Virajlı zor yolları aştıktan sonra 12 kilometrekarelik bir sahili olan Kurşunlu Beldesi’ndeyiz. Nüfus kışları 2500 civarında oluyormuş. Henüz sezon başlamadığından şanslı sayılırız. Etrafta fazla insan ve ses yok. En sevmediğim şeylerden biri gereksiz insan kalabalığı ve yoğun sıcak. Yaz aylarında nüfusu 20 bine ulaşan belde tam kafa dinlenecek bir yer.
Betonlaşmaya tam anlamıyla teslim olmamış. Bursa’nın arka bahçesi olarak deniz kıyıları yazlık sitelerle dolmuş ancak tepelere yani dağlara çıkıldıkça doğayla yüzleşmeye başlıyorsunuz. Temiz hava, bol oksijen derken tam anlamıyla bir spor oluyor burası bana.

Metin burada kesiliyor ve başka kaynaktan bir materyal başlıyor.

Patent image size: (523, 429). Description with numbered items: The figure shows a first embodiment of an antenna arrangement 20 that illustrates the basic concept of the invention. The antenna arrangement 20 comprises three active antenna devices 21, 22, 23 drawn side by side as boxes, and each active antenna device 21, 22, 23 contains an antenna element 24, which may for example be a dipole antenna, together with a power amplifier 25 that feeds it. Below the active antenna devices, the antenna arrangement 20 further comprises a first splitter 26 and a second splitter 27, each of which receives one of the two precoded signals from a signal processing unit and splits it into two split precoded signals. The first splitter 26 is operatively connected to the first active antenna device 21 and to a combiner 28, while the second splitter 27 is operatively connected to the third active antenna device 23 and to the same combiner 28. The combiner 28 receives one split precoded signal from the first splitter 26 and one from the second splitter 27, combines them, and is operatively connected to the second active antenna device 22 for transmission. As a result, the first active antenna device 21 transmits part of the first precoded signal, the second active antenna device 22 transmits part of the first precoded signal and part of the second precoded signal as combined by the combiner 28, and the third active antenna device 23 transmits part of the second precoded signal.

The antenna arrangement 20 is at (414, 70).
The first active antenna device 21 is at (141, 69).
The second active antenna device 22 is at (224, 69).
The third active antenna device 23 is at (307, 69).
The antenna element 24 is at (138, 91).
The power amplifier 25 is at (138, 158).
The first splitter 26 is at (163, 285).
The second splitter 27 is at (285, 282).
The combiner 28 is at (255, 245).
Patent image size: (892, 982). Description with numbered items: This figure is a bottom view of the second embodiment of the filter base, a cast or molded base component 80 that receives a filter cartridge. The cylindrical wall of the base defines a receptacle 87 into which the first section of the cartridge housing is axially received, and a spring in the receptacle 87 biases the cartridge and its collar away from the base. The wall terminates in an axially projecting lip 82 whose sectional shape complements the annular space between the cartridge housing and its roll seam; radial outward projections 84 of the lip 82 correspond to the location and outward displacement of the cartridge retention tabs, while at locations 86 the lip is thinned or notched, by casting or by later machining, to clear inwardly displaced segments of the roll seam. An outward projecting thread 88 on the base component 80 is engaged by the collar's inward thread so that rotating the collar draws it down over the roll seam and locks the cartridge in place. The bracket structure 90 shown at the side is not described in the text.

Geçmişte Rum köyü olarak anılan Kurşunlu mübadele sırasında Selanik ve Kosova çevresinden gelen Türklerin yerleştirildiği bir yer olma özelliği taşıyormuş. Uzun yıllar doğası ve sessizliği ile bakir kalan köy denizi sayesinde artan ilgiyle beldeye dönüşüp belediyeye kavuşmuş. Bunun iyi ve kötü yanlarını az çok tahmin edebilirsiniz. Kötü yanları daha fazla tahminimce.
En fazla 3 katlı yapılara izin verildiğinden dolayı betonlaşma yoğun olmasına rağmen fazla da görüntü kirliliği yaratmıyor. Bir başka özelliği de Gemlik Körfezi’nde arıtmaya sahip tek belde olması.
Kışın balıkçılara yazın ise turistlere hizmet veren yat limanı da gelişmeyi desteklemiş.
Sahil boyunca deniz kıyısında yerleştirilmiş piknik masaları ile genç ağaçlar güzel bir görüntü sağlamış. Tahta piknik masalarının en yoğun misafirleri yaşlılar. Oturup sohbet edip, denizi seyrediyorlar. Hava güzel, zihin açıyor adeta!
Balık tutanlar ve günübirlik pikniğe gelenler de ayrı bir tat veriyor.
Sahilde ilerlerken karşımıza 9. Yüzyıldan kalma Hagios Aberkios Manastırı çıkıyor. Restore edilecek bir hali kalmayan manastırın üzerinde otlar çıkmış, resmen yeşillenmiş. Arıtmaya rağmen birkaç tane atık su borusu manastırın yanından denize ulaşmış. Manastırla aynı karede ilginç bir görüntü yaratıyor.
Yine 5. Yüzyıldan kalma bir başka manastır ile 11. Yüzyıldan kalma bir kilise de Kurşunlu’da var olan eserler arasında.
Belde ele geçirildiğinde ayakta olan kiliselerden birinin çatısının kurşun kaplı olması sebebiyle beldenin adı Kurşunlu olarak kalmış.
Doğayla karşılaşmaya ve Kurşunlu’ya tepeden kuşbakışı bakmak üzere tepelere çıkıyoruz. Arabadan fotoğraf çekmeye çalışırken karşımıza kendi halinde bir amca çıkıyor. Eşeği ve topladığı çalı çırpıyla beraber yavaş yavaş yokuş yukarı çıkan amca dikkatimizi çekiyor. Bir süre uzaktan izliyoruz. Yüz vermiyor bize.
Her yer yeni açan çiçeklerle dolu, doğa uyanmış ziyaretçilerini bekliyor. İçime çeke çeke kafamı uzatıyorum arabanın penceresinden özlemişim sessizliği. Tesadüflere inanan biri olarak bir tesadüf eseri geldiğim Kurşunlu’da çevredeki her türlü ayrıntıya dikkat etmeye çalışıyorum.
Biraz yüksekçe bir yerde Rumlardan kalma okul binası günümüzde öğretmenevi olarak kullanılırken, tarihe bir anlamda sahip çıkılması hoşuma gidiyor.
Huzur veren havası ve fazlaca bozulmamış doğasıyla Kurşunlu’ya bir uğrayın derim. Görmemiz gereken daha çok yer var.